Here's where I so badly want to talk forever about empathy but instead I'm just going to really recommend that you read some Brene Brown! If I could I'd just insert an entire book of hers and call it a day but instead I will just stick with this quote: "Empathy doesn't require that we have the exact same experiences as the person sharing their story with us...Empathy is connecting with the emotion that someone is experiencing, not the event or the circumstance". -Brene Brown Even though I've read this quote countless times this pandemic makes me gain even new perspective from it. Because here we find ourselves going through the same event at the same time but even in this we are all having different experiences and find ourselves in different circumstances. So we have to start connecting on an emotional level if we are ever going to have enough empathy to collectively get through this trauma.
Granted this connectedness is hard to do online where so much of this discussion is happening. But I think that if we consider these ideas it can make a difference in the articles we choose to share, the voices we choose to listen to and the way we respond to others. I do have hope that we will see better days. I also have a lot of immediate concerns for my family members, friends and community. I'm also grieving losses of normalcy like being with friends, my kids enjoying school (they really miss teachers that aren't mom!), spending time at a park, and casually buying milk. And I'm telling you it's okay to feel those things too. It is okay if you are afraid and overwhelmed right now. You're not hopeless or wrong for feeling that way and it's not because you're not working or praying hard enough. Fears are part of life. Write them down. Share them with a friend. Meditate. Pray. Finally make that therapy appointment you've been wanting to make (sorry that it's going to be virtual sessions for awhile! I miss seeing my therapist face to face) But do something to acknowledge and validate your feelings. Don't keep them hidden and don't let them fester.
Empathy and unity are the ground true hope is built on. Connection creates the soil where respectful dialogue can take place and new ideas can grow. And honestly our world could use some help in those areas right now. If it takes awhile to figure out your part that's okay. If you have to take a little longer to decide which articles pass the test of empathy that's fine too. Lets use this as a time to gain greater empathy for the constant struggles and joys that others experience every day. Let people know you are there. Let people know you care about their opinions and feelings (regardless of whether you agree with them). Let people know it's okay to feel hurt right now.

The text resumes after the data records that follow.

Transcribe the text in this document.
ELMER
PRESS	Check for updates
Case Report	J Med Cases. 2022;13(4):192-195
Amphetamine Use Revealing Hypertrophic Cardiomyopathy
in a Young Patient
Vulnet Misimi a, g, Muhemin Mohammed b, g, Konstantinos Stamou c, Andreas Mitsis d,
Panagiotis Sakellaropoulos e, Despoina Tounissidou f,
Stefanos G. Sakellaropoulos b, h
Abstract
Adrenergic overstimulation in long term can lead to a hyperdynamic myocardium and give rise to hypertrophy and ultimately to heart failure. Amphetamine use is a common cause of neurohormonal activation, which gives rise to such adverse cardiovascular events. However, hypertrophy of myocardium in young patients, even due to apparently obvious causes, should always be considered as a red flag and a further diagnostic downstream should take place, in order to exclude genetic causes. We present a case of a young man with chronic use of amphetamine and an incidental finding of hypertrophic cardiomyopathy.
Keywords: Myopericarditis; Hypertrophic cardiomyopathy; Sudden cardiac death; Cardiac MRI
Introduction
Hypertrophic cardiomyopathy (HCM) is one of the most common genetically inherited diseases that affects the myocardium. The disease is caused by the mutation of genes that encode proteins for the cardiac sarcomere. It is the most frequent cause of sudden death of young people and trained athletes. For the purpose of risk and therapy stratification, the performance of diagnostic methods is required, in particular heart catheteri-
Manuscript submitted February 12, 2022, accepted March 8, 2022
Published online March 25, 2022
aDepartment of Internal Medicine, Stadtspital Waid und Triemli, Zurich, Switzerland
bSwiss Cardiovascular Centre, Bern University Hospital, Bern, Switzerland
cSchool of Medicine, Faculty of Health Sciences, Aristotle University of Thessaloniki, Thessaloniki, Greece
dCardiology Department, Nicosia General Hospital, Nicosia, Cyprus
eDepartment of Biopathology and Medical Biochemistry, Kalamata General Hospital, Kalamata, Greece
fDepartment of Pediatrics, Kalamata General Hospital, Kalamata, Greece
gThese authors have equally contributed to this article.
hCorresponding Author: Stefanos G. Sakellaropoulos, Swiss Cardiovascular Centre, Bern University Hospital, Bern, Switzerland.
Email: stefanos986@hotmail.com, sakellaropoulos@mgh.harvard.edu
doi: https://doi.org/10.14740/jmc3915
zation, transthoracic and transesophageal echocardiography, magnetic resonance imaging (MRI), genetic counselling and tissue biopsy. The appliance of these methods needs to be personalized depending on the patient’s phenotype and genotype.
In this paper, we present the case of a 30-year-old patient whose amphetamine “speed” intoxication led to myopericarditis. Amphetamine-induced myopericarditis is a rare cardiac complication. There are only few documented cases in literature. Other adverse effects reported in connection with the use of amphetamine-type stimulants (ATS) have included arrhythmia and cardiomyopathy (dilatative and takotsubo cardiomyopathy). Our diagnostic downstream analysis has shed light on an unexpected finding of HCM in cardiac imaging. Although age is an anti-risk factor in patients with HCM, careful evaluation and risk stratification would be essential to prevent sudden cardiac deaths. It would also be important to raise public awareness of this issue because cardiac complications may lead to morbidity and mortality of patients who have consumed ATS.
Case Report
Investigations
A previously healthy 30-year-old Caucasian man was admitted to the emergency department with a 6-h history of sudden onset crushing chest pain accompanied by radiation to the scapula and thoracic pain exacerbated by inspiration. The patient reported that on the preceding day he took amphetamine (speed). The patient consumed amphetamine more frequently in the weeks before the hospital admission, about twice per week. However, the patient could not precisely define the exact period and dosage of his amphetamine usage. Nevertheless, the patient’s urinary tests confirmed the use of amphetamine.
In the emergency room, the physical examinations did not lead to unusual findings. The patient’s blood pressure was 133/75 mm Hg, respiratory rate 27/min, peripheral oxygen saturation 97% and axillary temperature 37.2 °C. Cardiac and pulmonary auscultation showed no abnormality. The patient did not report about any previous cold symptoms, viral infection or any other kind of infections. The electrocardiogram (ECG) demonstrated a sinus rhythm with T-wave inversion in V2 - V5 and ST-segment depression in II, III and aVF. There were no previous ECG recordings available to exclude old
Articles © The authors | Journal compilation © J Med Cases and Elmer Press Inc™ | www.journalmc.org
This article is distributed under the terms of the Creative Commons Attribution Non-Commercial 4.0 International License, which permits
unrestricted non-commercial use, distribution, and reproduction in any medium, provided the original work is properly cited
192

Maybe the good tastes that much sweeter after we've experienced the bitter together. Maybe the good that will come from this is that we can all be a little more comfortable with the fact that there is bitter and sweet in every lifetime. I'm learning so much from those around me even though we are seperated right now. Maybe our time of isolation will lead us to deeper connection. That's something that keeps me smiling even in these overwhelming times. That and memes about home-haircuts. Those things are comedy gold!